Why Is Levi’s Talking About My Ass?

I was flipping through the pages of the September issue of Elle magazine when I noticed a new ad for Levi’s jeans for women, promoting a line called Curve ID . Curve ID introduces three new fits to Levi’s women’s jeans, tailored to three different sizes of butts: the slight curve, the demi curve, and the bold curve (though in the pictures illustrating the three styles, each model wears a size 25, and each butt is pretty indistinguishable from the next). What gave me pause, though, were not the ubiquitously scrawny behinds, but the campaign’s slogan: All Asses Were Not Created Equal, scrawled in upper-case handwriting above a poorly punctuated manifesto meant to riff off of the Emma Lazarus Statue of Liberty poem.

I was taken aback by seeing the word ass in a magazine ad. It felt especially surprising coming from a heritage brand like Levi’s. Clearly Levi’s is playing off the idea that acknowledging and accommodating differences in shape and size is a bold and shocking move, one that apparently must be accompanied by a bold and shocking slogan. I say kudos to Levi’s for introducing an expanded range of fits, but it’s a shame that they had to do it in such a sleazy way. Ass has none of the cuteness of butt and none of the playfulness of booty. Ass feels overtly sexual, even a bit scatological, but most of all it feels undignified and hard-edged.

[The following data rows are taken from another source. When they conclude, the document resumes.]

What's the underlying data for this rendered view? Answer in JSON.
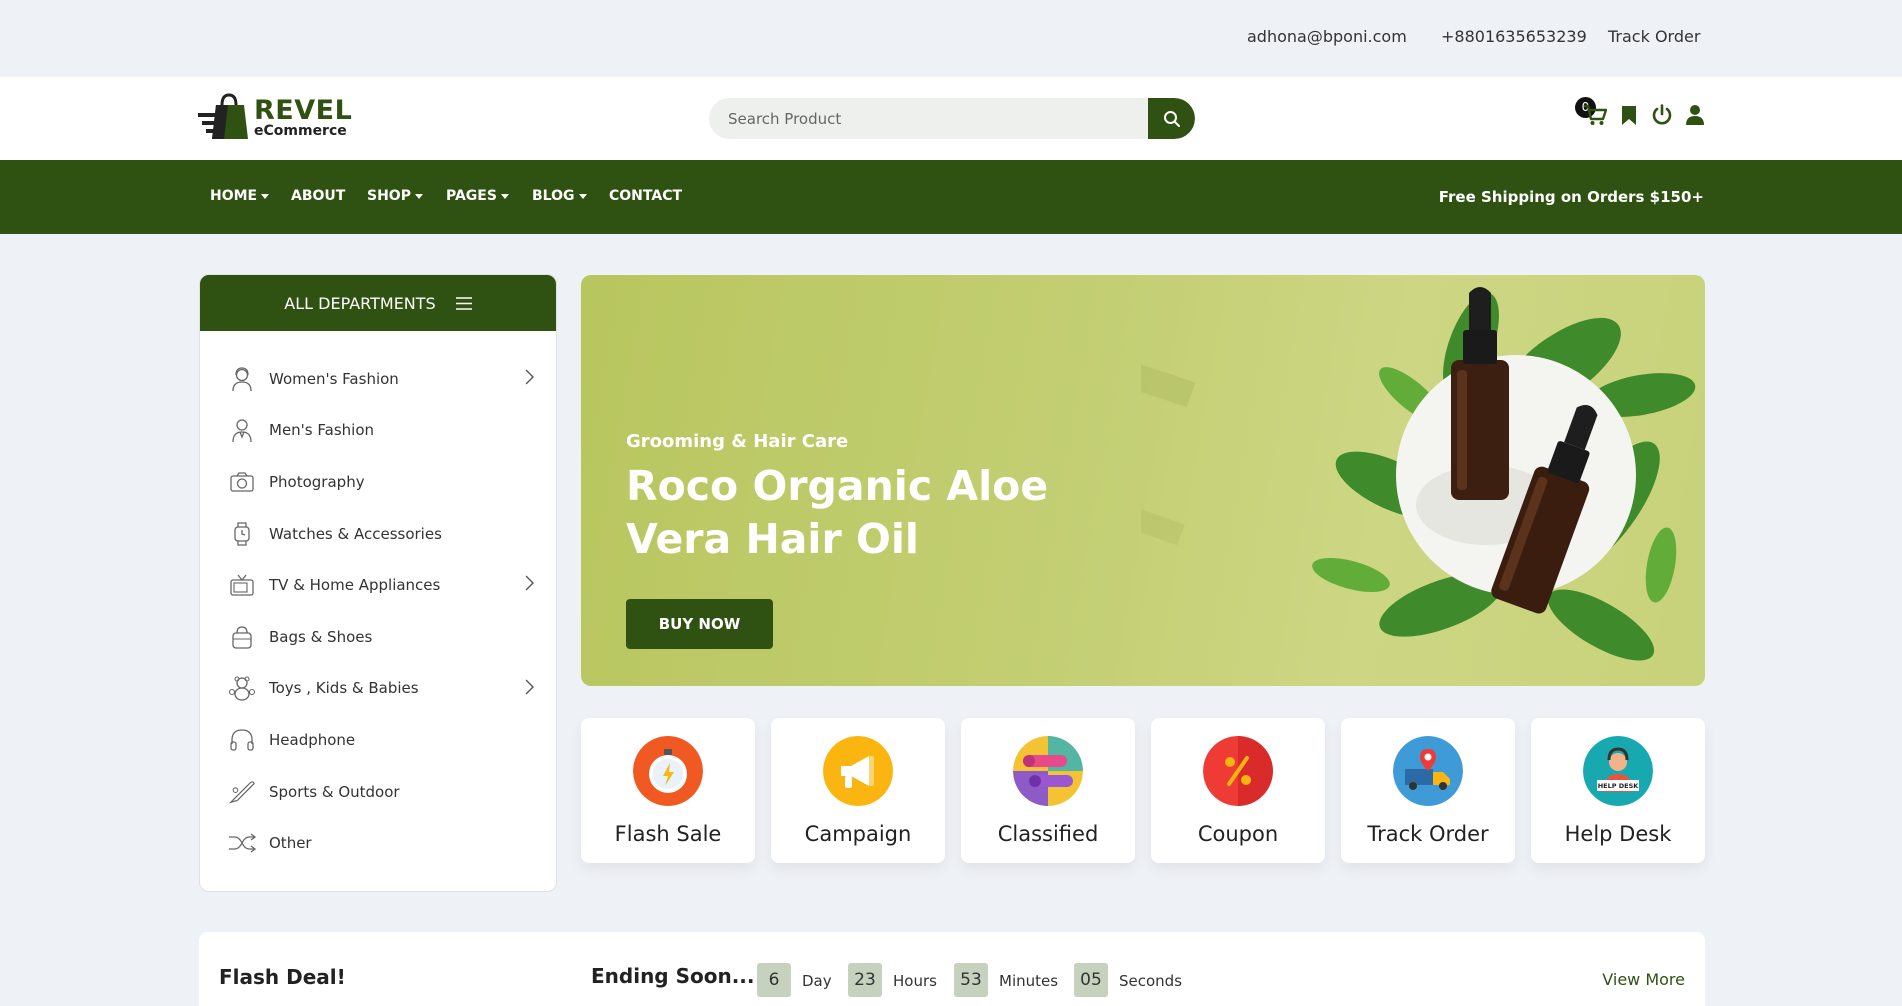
{
  "topbar": {
    "email": "adhona@bponi.com",
    "phone": "+8801635653239",
    "track_order": "Track Order"
  },
  "header": {
    "logo_brand": "REVEL",
    "logo_sub": "eCommerce",
    "search_placeholder": "Search Product",
    "cart_count": "0"
  },
  "nav": {
    "items": [
      "HOME",
      "ABOUT",
      "SHOP",
      "PAGES",
      "BLOG",
      "CONTACT"
    ],
    "promo": "Free Shipping on Orders $150+"
  },
  "departments": {
    "title": "ALL DEPARTMENTS",
    "items": [
      {
        "label": "Women's Fashion",
        "icon": "woman-icon"
      },
      {
        "label": "Men's Fashion",
        "icon": "man-icon"
      },
      {
        "label": "Photography",
        "icon": "camera-icon"
      },
      {
        "label": "Watches & Accessories",
        "icon": "watch-icon"
      },
      {
        "label": "TV & Home Appliances",
        "icon": "tv-icon"
      },
      {
        "label": "Bags & Shoes",
        "icon": "bag-icon"
      },
      {
        "label": "Toys , Kids & Babies",
        "icon": "teddy-bear-icon"
      },
      {
        "label": "Headphone",
        "icon": "headphone-icon"
      },
      {
        "label": "Sports & Outdoor",
        "icon": "bat-icon"
      },
      {
        "label": "Other",
        "icon": "shuffle-icon"
      }
    ]
  },
  "banner": {
    "subtitle": "Grooming & Hair Care",
    "title": "Roco Organic Aloe Vera Hair Oil",
    "button": "BUY NOW"
  },
  "features": [
    {
      "label": "Flash Sale",
      "icon": "stopwatch-icon",
      "color": "#f05a22"
    },
    {
      "label": "Campaign",
      "icon": "megaphone-icon",
      "color": "#fbb511"
    },
    {
      "label": "Classified",
      "icon": "list-icon",
      "color": "#f3c334"
    },
    {
      "label": "Coupon",
      "icon": "percent-icon",
      "color": "#ef3b36"
    },
    {
      "label": "Track Order",
      "icon": "delivery-truck-icon",
      "color": "#3f9ad8"
    },
    {
      "label": "Help Desk",
      "icon": "headset-icon",
      "color": "#18a9b0"
    }
  ],
  "flash_deal": {
    "title": "Flash Deal!",
    "ending": "Ending Soon...",
    "days": "6",
    "days_label": "Day",
    "hours": "23",
    "hours_label": "Hours",
    "minutes": "53",
    "minutes_label": "Minutes",
    "seconds": "05",
    "seconds_label": "Seconds",
    "view_more": "View More"
  },
  "colors": {
    "brand": "#2f5212",
    "page_bg": "#eef1f5"
  }
}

The word choice in the Curve ID slogan is particularly weird in light of near simultaneous announcement of two new collaborations on the menswear side of Levi’s- with Filson , the Seattle-based outdoors outfitting brand, and with Brooks Brothers . (The Curve ID line was announced August 9, and the Filson and Brooks Brothers collaborations were announced August 3 and July 29, respectively.) It’s impossible to imagine the ad for Levi’s for Brooks Brothers urging men to get their preppy asses into a pair of Levi’s and a button-down, nor the ad for the Filson collaboration making reference to the freezing asses of Alaskan frontiersmen. In fact, it’s hard to imagine Levi’s marketing anything to men in terms of their asses.

All three initiatives bank on the idea of signature American-ness, but that means something very different for men and women, at least in the eyes of the Levi’s marketing team. While the Curve ID ad encourages women to think of their butts as a “national treasure” and to celebrate the “democracy” that allows them to encase themselves in stretch denim, the press releases announcing the Filson and Brooks Brothers collaborations remind men of their pioneering American spirit and their distinctly American appreciation of authenticity, quality and integrity . These heritage brand partnerships reiterate to the male Levi’s jeans wearer that his Levi’s are on the one hand classic, and on the other hand classy. The Curve ID ad campaign reminds me that I have an ass and I want it to look good.

As a female Levi’s jeans wearer, I’m not only perturbed on an intellectual level, but also on a practical level: Why do men get more durable fabric, better manufacturing, and stylish vintage remixes, and women get a little extra room in the seat and an ad campaign that makes buying a pair of Levi’s feel like buying a thong?